Белка подошла к шкафчику, достала коричневый пузырек, накапала в стакан, потом добавила из другого пузырька, долила воды из чайника, умостилась рядом с Михаилом на диванчике и протянула ему стакан.
– Выпей. Сейчас все пройдет.
– Да ничего не пройдет!
– Выпей. А я тебе все расскажу. И ты успокоишься, а я…
Михаил выпил жидкость одним глотком, поморщился и откинулся на спинку диванчика.
– Он мне звонил пару раз, а я тебе не сказала. Прости.

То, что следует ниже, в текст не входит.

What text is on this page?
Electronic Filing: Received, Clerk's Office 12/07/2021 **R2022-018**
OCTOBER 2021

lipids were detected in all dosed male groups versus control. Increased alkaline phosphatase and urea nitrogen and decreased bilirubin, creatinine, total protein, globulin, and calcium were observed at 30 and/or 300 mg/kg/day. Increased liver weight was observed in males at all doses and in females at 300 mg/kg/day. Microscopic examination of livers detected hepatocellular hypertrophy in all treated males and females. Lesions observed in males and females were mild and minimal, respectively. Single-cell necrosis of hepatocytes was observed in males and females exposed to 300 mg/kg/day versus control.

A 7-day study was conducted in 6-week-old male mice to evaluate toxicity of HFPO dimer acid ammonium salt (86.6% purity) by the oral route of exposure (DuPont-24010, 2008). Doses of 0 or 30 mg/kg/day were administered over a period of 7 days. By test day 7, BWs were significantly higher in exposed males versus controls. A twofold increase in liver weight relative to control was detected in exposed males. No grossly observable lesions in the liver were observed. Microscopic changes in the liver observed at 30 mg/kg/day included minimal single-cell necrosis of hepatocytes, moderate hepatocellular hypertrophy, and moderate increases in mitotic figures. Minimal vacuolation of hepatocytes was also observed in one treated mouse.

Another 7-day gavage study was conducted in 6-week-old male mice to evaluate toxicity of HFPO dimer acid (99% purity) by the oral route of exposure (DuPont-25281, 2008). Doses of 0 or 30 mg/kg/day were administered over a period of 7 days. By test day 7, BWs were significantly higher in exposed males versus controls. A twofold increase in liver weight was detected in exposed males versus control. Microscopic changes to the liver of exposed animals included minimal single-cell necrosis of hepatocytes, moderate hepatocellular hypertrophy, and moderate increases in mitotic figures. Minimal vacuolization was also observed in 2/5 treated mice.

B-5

– Мэр. Тебе. Медсестре. О субсидии поболтать?
– Нет. Просто ни о чем. Всего-то два раза. А сегодня позвонил, сказал, что ему очень нужно со мной повидаться. И приехал вечером.
– А ты тут вся такая в черном белье под белым халатом.
– Ну дослушай. Людям очень часто не только трах нужен. Они хотят… просто чтобы их выслушали, поняли.
– И что же ты поняла про этого извращенца?
– Он много говорил. О себе. Рассказывал о детстве. Его растила одна мать. Отец ушел. Мать была женщиной суровой, ожесточенной жизнью. Она его била. А ему нужна была любовь. Как всем.
– Так ты теперь будешь его мамочка?
– Ну подожди. Есть такое слово – эмпатия. Мне его было жалко.
– Пожалела-приголубила? За конец потрогала?
– Мишка! Дай договорить!
– Ну говори. Только я все равно узнаю, если ты мне соврешь.
– Мы в институте проходили… такое есть понятие – катарсис. Он излечивает многие психические травмы. Через повтор травматической ситуации.
– Ну я понял все. Аристотель придумал.
– Ничего ты не понял. Мы долго так говорили… и он потом меня попросил…
– Подрочить? Отсосать?
– Побить его.
– Побить?!!!
– Да, ремнем. И говорить при этом «Жорик плохой мальчик!»
– Ну твою ж мать! Так он еще и Жорик! И ты побила?!